Friday 27 January 2017

Settling In...

This week has been filled with various challenges and excitement for everyone on Team APIL.


Monday started with two key developments:
1.     Sophie showed us a plan of our new roles in the team, where everyone now has a specific area to focus on for the next three months. The various areas include the blog, the video, the case study / interview, and then more specific tasks to the work with APIL such as awareness raising sessions, training, and networking.
    2.     Two APIL staff, Madame Assetta and Madame Lea, came to see us with the action plan that they had devised for us for the next three weeks.

We learnt that our first visit to Bissiga was to be the following days the prospect of a change of scene, and the opportunity to witness some of APIL’s achievements was really exciting.


Tuesday’s trip to Bissiga has to have been the highlight of the week for the whole team. I even found the drive to Bissiga fun. Where we are based, in Ziniaré (both to live and to work) is fairly busy, but as we got closer to Bissiga we left behind the buzz of the big town and travelled through what looked like savannah – it felt like actual Africa. The Bissiga centre, similar to the APIL headquarters, feels very peaceful and inviting, with the greenery being very calming. Two of the trainers gave us a tour of the grounds, where we saw; lemon trees, mangoes, tangerines, guavas, strawberry plants, tomatoes, and the humble potato. The centre also boasts livestock, where Barry experienced love at first sight… with a cow, and the UK half of the team marvelled at how different sheep look in Burkina compared to the UK. The trip served as a hugely inspiring and motivational to the team, giving everyone ideas of potential events and activities for not only the next 3 months, but the entire 15 months of the partnership between ICS and APIL. 

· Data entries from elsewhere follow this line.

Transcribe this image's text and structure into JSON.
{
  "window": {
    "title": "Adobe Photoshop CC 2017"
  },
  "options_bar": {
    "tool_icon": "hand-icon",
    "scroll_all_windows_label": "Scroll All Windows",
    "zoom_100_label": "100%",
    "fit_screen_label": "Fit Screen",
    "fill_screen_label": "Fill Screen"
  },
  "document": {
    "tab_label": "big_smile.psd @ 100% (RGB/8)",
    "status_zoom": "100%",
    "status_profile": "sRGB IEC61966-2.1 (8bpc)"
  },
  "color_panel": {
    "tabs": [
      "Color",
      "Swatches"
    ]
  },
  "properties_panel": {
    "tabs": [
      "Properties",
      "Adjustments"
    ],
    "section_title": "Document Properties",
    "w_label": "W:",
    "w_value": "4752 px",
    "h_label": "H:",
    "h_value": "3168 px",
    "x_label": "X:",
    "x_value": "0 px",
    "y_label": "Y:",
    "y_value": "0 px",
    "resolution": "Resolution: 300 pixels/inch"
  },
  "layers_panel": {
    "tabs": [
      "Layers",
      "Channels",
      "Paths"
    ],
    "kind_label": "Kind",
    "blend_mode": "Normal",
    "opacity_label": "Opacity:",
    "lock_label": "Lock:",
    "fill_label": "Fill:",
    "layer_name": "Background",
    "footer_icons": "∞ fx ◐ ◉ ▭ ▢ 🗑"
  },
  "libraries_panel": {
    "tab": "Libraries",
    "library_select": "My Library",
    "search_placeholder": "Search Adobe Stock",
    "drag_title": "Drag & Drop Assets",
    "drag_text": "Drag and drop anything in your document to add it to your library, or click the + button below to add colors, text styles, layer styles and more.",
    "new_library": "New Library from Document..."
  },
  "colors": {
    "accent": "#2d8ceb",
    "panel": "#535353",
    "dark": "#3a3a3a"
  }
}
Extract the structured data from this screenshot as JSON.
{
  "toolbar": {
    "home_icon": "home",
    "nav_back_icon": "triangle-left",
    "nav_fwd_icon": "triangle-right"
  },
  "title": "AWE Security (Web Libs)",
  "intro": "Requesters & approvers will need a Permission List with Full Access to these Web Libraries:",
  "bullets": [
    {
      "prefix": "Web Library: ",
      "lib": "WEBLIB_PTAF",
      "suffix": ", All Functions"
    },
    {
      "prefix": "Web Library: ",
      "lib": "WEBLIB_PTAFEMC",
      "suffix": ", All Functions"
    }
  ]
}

Wednesday had a slight change of pace, it was to be a day of hard work. Our team split into two groups for the creation of two survey’s we are to conduct on behalf of APIL: Agroecological and IMSA. Agroecological’s survey is essentially to be used to get feedback and understand the things that work and don’t work with the training of farmers. The focus Agroecological as a whole is to educate farmers on environmentally friendly, and sustainable techniques and methods. IMSA are more specifically about food security, food production and training farmers in how to increase their yields, productivity, and efficiency. As the working day drew to a close, everyone had achieved a lot, we poured our blood, sweat and tears into our surveys – okay, maybe just the sweat, it is quite hot.

On Thursday, we had a fairly intense meeting with Jean Pascal, Oumar, Achille, and the two ladies at APIL, which left everyone in the team feeling pretty down. The collaboration between APIL and ICS is brand new and so these initial few weeks are likely to be fairly challenging as everyone is attempting to figure out where they fit in, and how they are to function in this partnership. But we can always rely on Barry for a good pep talk: if everything was easy in life and in work there would be no fun or no challenge. It is the challenges that make us stronger, and it is from the challenges that we learn. Together we are stronger!
 
The motivational speech must have worked, because come Friday morning everyone was raring to go again. Half of the team ventured back to Bissiga to learn how to make enriched compost, and the other half remained in Ziniaré to start brainstorming about marketing – which includes the redesign of the APIL shop and the packaging of the products, and the creation of a new exciting APIL website.